Por: Cecilia Orozco Tascón

Tomás y Jerónimo, los reyes Midas de Colombia

Tomás y Jerónimo Uribe, hijos de Álvaro Uribe, que entonces llevaba unos meses en la Presidencia de la República, contaban, en ese momento, con 22 y 20 años respectivamente.

Hablamos de 2003. No obstante su juventud y sus obligaciones universitarias, ya se perfilaban, más que por los libros y la ciencia, por una vena empresarial de visionarios: ese año nació una de sus firmas, Residuos Ecoeficiencia, con un modesto capital de $10 millones y con el objeto de negociar chatarra, comprándola a proveedores pequeños y vendiéndola a los grandes exportadores. El dúo de vástagos presidenciales conformó su junta directiva con ellos mismos como miembros principales, y con su abuelo y tío maternos —expertos inversionistas— como suplentes. Pese a las protestas iniciales de un grupo de recicladores callejeros que quedaron sin producto para rebuscarse la vida y a cuyos reclamos nadie les puso mayor atención, Ecoeficiencia siguió de largo su marcha acelerada.
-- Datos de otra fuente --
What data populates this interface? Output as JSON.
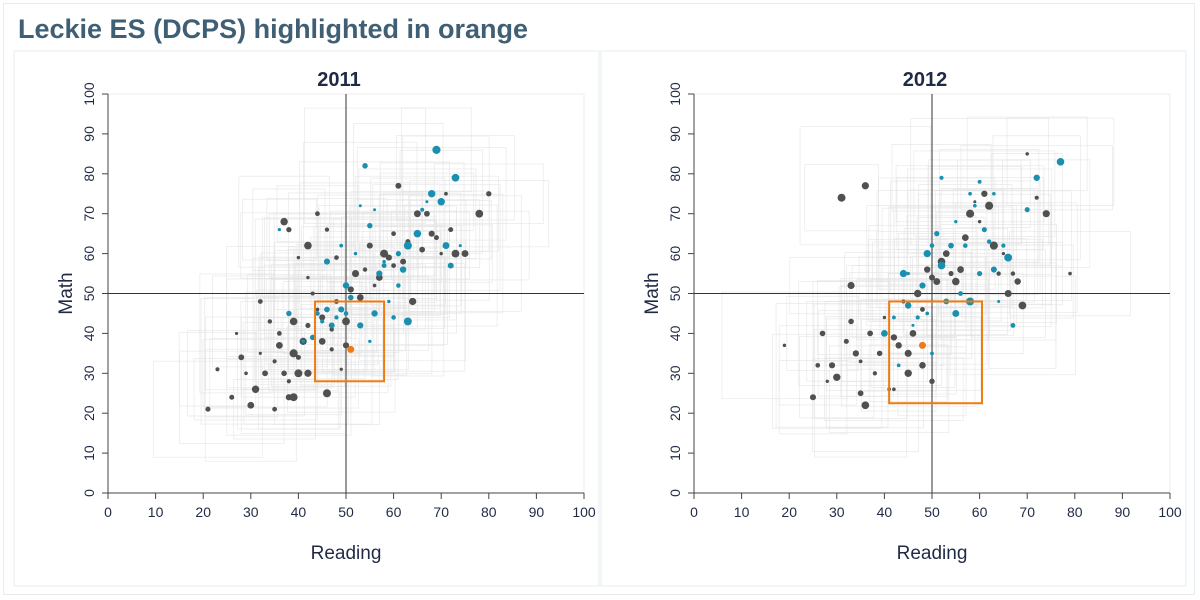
{
  "page": {
    "title": "Leckie ES (DCPS) highlighted in orange"
  },
  "colors": {
    "dcps": "#1a8fb0",
    "charter": "#505050",
    "highlight": "#f07b10",
    "box": "#e2e2e2"
  },
  "chart_data": [
    {
      "type": "scatter",
      "title": "2011",
      "xlabel": "Reading",
      "ylabel": "Math",
      "xlim": [
        0,
        100
      ],
      "ylim": [
        0,
        100
      ],
      "x_ticks": [
        "0",
        "10",
        "20",
        "30",
        "40",
        "50",
        "60",
        "70",
        "80",
        "90",
        "100"
      ],
      "y_ticks": [
        "0",
        "10",
        "20",
        "30",
        "40",
        "50",
        "60",
        "70",
        "80",
        "90",
        "100"
      ],
      "reference_lines": {
        "x": 50,
        "y": 50
      },
      "highlight": {
        "name": "Leckie ES",
        "x": 51,
        "y": 36,
        "x_range": [
          43.5,
          58
        ],
        "y_range": [
          28,
          48
        ]
      },
      "series": [
        {
          "points": [
            [
              21,
              21
            ],
            [
              23,
              31
            ],
            [
              26,
              24
            ],
            [
              27,
              40
            ],
            [
              29,
              30
            ],
            [
              30,
              22
            ],
            [
              31,
              26
            ],
            [
              32,
              35
            ],
            [
              33,
              30
            ],
            [
              34,
              43
            ],
            [
              35,
              21
            ],
            [
              35,
              33
            ],
            [
              36,
              37
            ],
            [
              37,
              30
            ],
            [
              38,
              28
            ],
            [
              38,
              24
            ],
            [
              39,
              43
            ],
            [
              39,
              24
            ],
            [
              40,
              34
            ],
            [
              40,
              30
            ],
            [
              41,
              38
            ],
            [
              42,
              42
            ],
            [
              42,
              54
            ],
            [
              43,
              50
            ],
            [
              44,
              46
            ],
            [
              45,
              38
            ],
            [
              45,
              44
            ],
            [
              46,
              25
            ],
            [
              47,
              41
            ],
            [
              48,
              48
            ],
            [
              48,
              59
            ],
            [
              49,
              46
            ],
            [
              50,
              43
            ],
            [
              51,
              51
            ],
            [
              52,
              55
            ],
            [
              53,
              49
            ],
            [
              54,
              56
            ],
            [
              55,
              62
            ],
            [
              56,
              52
            ],
            [
              57,
              54
            ],
            [
              58,
              60
            ],
            [
              59,
              59
            ],
            [
              60,
              65
            ],
            [
              60,
              57
            ],
            [
              61,
              77
            ],
            [
              62,
              58
            ],
            [
              62,
              56
            ],
            [
              63,
              63
            ],
            [
              64,
              48
            ],
            [
              65,
              70
            ],
            [
              66,
              61
            ],
            [
              67,
              70
            ],
            [
              68,
              65
            ],
            [
              69,
              64
            ],
            [
              70,
              60
            ],
            [
              71,
              75
            ],
            [
              72,
              66
            ],
            [
              73,
              60
            ],
            [
              75,
              60
            ],
            [
              78,
              70
            ],
            [
              80,
              75
            ],
            [
              37,
              68
            ],
            [
              38,
              66
            ],
            [
              40,
              59
            ],
            [
              42,
              62
            ],
            [
              44,
              70
            ],
            [
              46,
              66
            ],
            [
              47,
              36
            ],
            [
              49,
              31
            ],
            [
              32,
              48
            ],
            [
              36,
              40
            ],
            [
              39,
              35
            ],
            [
              42,
              30
            ],
            [
              50,
              37
            ],
            [
              28,
              34
            ]
          ]
        },
        {
          "points": [
            [
              36,
              66
            ],
            [
              38,
              45
            ],
            [
              41,
              38
            ],
            [
              43,
              39
            ],
            [
              44,
              45
            ],
            [
              45,
              43
            ],
            [
              46,
              46
            ],
            [
              47,
              42
            ],
            [
              48,
              44
            ],
            [
              49,
              46
            ],
            [
              50,
              52
            ],
            [
              51,
              49
            ],
            [
              52,
              60
            ],
            [
              53,
              72
            ],
            [
              54,
              82
            ],
            [
              55,
              67
            ],
            [
              56,
              71
            ],
            [
              57,
              55
            ],
            [
              58,
              58
            ],
            [
              59,
              48
            ],
            [
              60,
              44
            ],
            [
              61,
              60
            ],
            [
              62,
              56
            ],
            [
              63,
              62
            ],
            [
              65,
              65
            ],
            [
              66,
              71
            ],
            [
              67,
              73
            ],
            [
              68,
              75
            ],
            [
              69,
              86
            ],
            [
              70,
              73
            ],
            [
              71,
              62
            ],
            [
              72,
              57
            ],
            [
              73,
              79
            ],
            [
              74,
              62
            ],
            [
              50,
              45
            ],
            [
              53,
              42
            ],
            [
              55,
              38
            ],
            [
              56,
              45
            ],
            [
              58,
              57
            ],
            [
              61,
              52
            ],
            [
              63,
              43
            ],
            [
              46,
              58
            ],
            [
              49,
              62
            ]
          ]
        }
      ]
    },
    {
      "type": "scatter",
      "title": "2012",
      "xlabel": "Reading",
      "ylabel": "Math",
      "xlim": [
        0,
        100
      ],
      "ylim": [
        0,
        100
      ],
      "x_ticks": [
        "0",
        "10",
        "20",
        "30",
        "40",
        "50",
        "60",
        "70",
        "80",
        "90",
        "100"
      ],
      "y_ticks": [
        "0",
        "10",
        "20",
        "30",
        "40",
        "50",
        "60",
        "70",
        "80",
        "90",
        "100"
      ],
      "reference_lines": {
        "x": 50,
        "y": 50
      },
      "highlight": {
        "name": "Leckie ES",
        "x": 48,
        "y": 37,
        "x_range": [
          41,
          60.5
        ],
        "y_range": [
          22.5,
          48
        ]
      },
      "series": [
        {
          "points": [
            [
              19,
              37
            ],
            [
              25,
              24
            ],
            [
              26,
              32
            ],
            [
              27,
              40
            ],
            [
              28,
              28
            ],
            [
              29,
              32
            ],
            [
              30,
              29
            ],
            [
              31,
              74
            ],
            [
              32,
              38
            ],
            [
              33,
              43
            ],
            [
              34,
              35
            ],
            [
              35,
              33
            ],
            [
              36,
              22
            ],
            [
              37,
              40
            ],
            [
              38,
              30
            ],
            [
              39,
              35
            ],
            [
              40,
              44
            ],
            [
              41,
              26
            ],
            [
              42,
              39
            ],
            [
              43,
              37
            ],
            [
              44,
              48
            ],
            [
              45,
              35
            ],
            [
              46,
              40
            ],
            [
              47,
              50
            ],
            [
              48,
              46
            ],
            [
              49,
              56
            ],
            [
              50,
              54
            ],
            [
              51,
              53
            ],
            [
              52,
              58
            ],
            [
              53,
              60
            ],
            [
              54,
              55
            ],
            [
              55,
              53
            ],
            [
              56,
              56
            ],
            [
              57,
              64
            ],
            [
              58,
              70
            ],
            [
              59,
              73
            ],
            [
              60,
              68
            ],
            [
              61,
              75
            ],
            [
              62,
              72
            ],
            [
              63,
              62
            ],
            [
              64,
              55
            ],
            [
              65,
              60
            ],
            [
              66,
              50
            ],
            [
              67,
              55
            ],
            [
              68,
              53
            ],
            [
              69,
              47
            ],
            [
              70,
              85
            ],
            [
              72,
              74
            ],
            [
              74,
              70
            ],
            [
              79,
              55
            ],
            [
              42,
              26
            ],
            [
              45,
              30
            ],
            [
              36,
              77
            ],
            [
              33,
              52
            ],
            [
              50,
              28
            ],
            [
              35,
              25
            ],
            [
              48,
              32
            ],
            [
              40,
              40
            ]
          ]
        },
        {
          "points": [
            [
              40,
              40
            ],
            [
              42,
              44
            ],
            [
              43,
              32
            ],
            [
              44,
              55
            ],
            [
              45,
              47
            ],
            [
              46,
              42
            ],
            [
              47,
              44
            ],
            [
              48,
              52
            ],
            [
              49,
              45
            ],
            [
              50,
              62
            ],
            [
              51,
              65
            ],
            [
              52,
              57
            ],
            [
              53,
              48
            ],
            [
              54,
              62
            ],
            [
              55,
              45
            ],
            [
              56,
              50
            ],
            [
              57,
              62
            ],
            [
              58,
              75
            ],
            [
              59,
              72
            ],
            [
              60,
              78
            ],
            [
              61,
              66
            ],
            [
              62,
              63
            ],
            [
              63,
              56
            ],
            [
              64,
              48
            ],
            [
              65,
              62
            ],
            [
              66,
              59
            ],
            [
              67,
              42
            ],
            [
              70,
              71
            ],
            [
              72,
              79
            ],
            [
              77,
              83
            ],
            [
              52,
              79
            ],
            [
              50,
              35
            ],
            [
              58,
              48
            ],
            [
              45,
              55
            ],
            [
              49,
              60
            ],
            [
              55,
              68
            ],
            [
              60,
              55
            ],
            [
              63,
              75
            ]
          ]
        }
      ]
    }
  ]
}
Tres años después, en 2006, una entidad financiera suscribió un contrato de fiducia con el representante legal de Ecoeficiencia (Tomás) para que este pudiera adquirir, para su empresa, dos predios rurales equivalentes a 32 hectáreas, en Mosquera (Cund.). Dos años más tarde, en 2008, el director de la DIAN, nombrado por el ministro de Hacienda Óscar Iván Zuluaga, expidió una resolución en que declaraba “Zona Franca Permanente” esos terrenos. Así se completaba una especie de triple salto mortal en la suerte loca que tuvieron los noveles empresarios pues, poco antes, el alcalde de Mosquera —que después les compró parte de esos lotes a los Uribe— había decretado el cambio de uso de la tierra: de rural la elevó a industrial con lo que hizo posible que esta casara en las actividades de la zona. Así, los predios de los hijos del presidente de la República en ejercicio de su segundo periodo de gobierno, pasaron de costar $33 millones en que los compraron, a $3.000 millones, una valorización de 91 veces su precio, en un lapso de 24 meses. Saltemos al año 2011. Ecoeficiencia presentó su declaración de renta de 2010 *. Pues bien, quienes ya para esa época eran prósperos negociantes con varias firmas en su haber, millonarios terrenos citadinos, copropiedad de haciendas y de hatos ganaderos, según se ha publicado en informes periodísticos documentados, reportaron que la empresita que arrancó con $10 millones tenía, siete años después, ingresos netos de más de $42.000 millones; un total de patrimonio bruto de $11.000 millones y de patrimonio líquido de $4.500 millones, aproximadamente. El rey Midas estaría orgulloso de, valga la redundancia, su eficiencia.

En el formulario entregado a la DIAN cuando esta ya había entrado a era ajena al círculo presidencial paterno, figuran los siguientes rubros: saldo a pagar por impuesto, 0 (cero); total saldo a pagar, 0 (cero); “total saldo a favor”: $350 millones. Significa que la Nación, es decir ustedes y yo, les debíamos devolver a los hermanos esa suma. Paradójicamente, este reclamo activó una investigación de cuatro años por parte de la entidad que encontró gruesas inexactitudes entre las que se destaca la subvaloración, en cerca de $6 mil millones de pesos, de su renta líquida gravable y, en consecuencia, del impuesto que tenían que pagar. En conclusión, Ecoeficiencia pasó de pedir devolución, a tener que pagar más de $1.800 millones, sin incluir sanciones e intereses. Con estos, la cifra ascendía a $3.500 millones para un total a pagar de $5.400 millones. Por si fuera poco, la DIAN encontró que proveedores que figuraban en la contabilidad, recibiendo cheques por sus ventas a la empresa, no la conocían; que unas operaciones no fueron realizadas con quienes firmaban las facturas y que cheques girados a unos, eran cobrados por terceros diferentes. A través de abogado penalista, Tomás y Jerónimo Uribe denunciaron a quienes podrían haberlos asaltado en su buena fe, según afirmaron, porque todo sucedió a sus espaldas. Pero más allá de su lío puntual, Colombia todavía no se escandaliza con el enriquecimiento, fuera de serie, de los hijos, apenas pos-adolescentes, de quien fuera el Jefe de Estado durante los mismos ocho años en que ellos amasaron semejantes fortunas. Sí, con el sector privado, pero con el empujón explícito (como el de la zona franca de Occidente) o implícito del poder Ejecutivo, del que dependen todas o casi todas las actividades comerciales de cualquier país.

* Datos revelados por Noticias Uno el domingo 19 de junio pasado.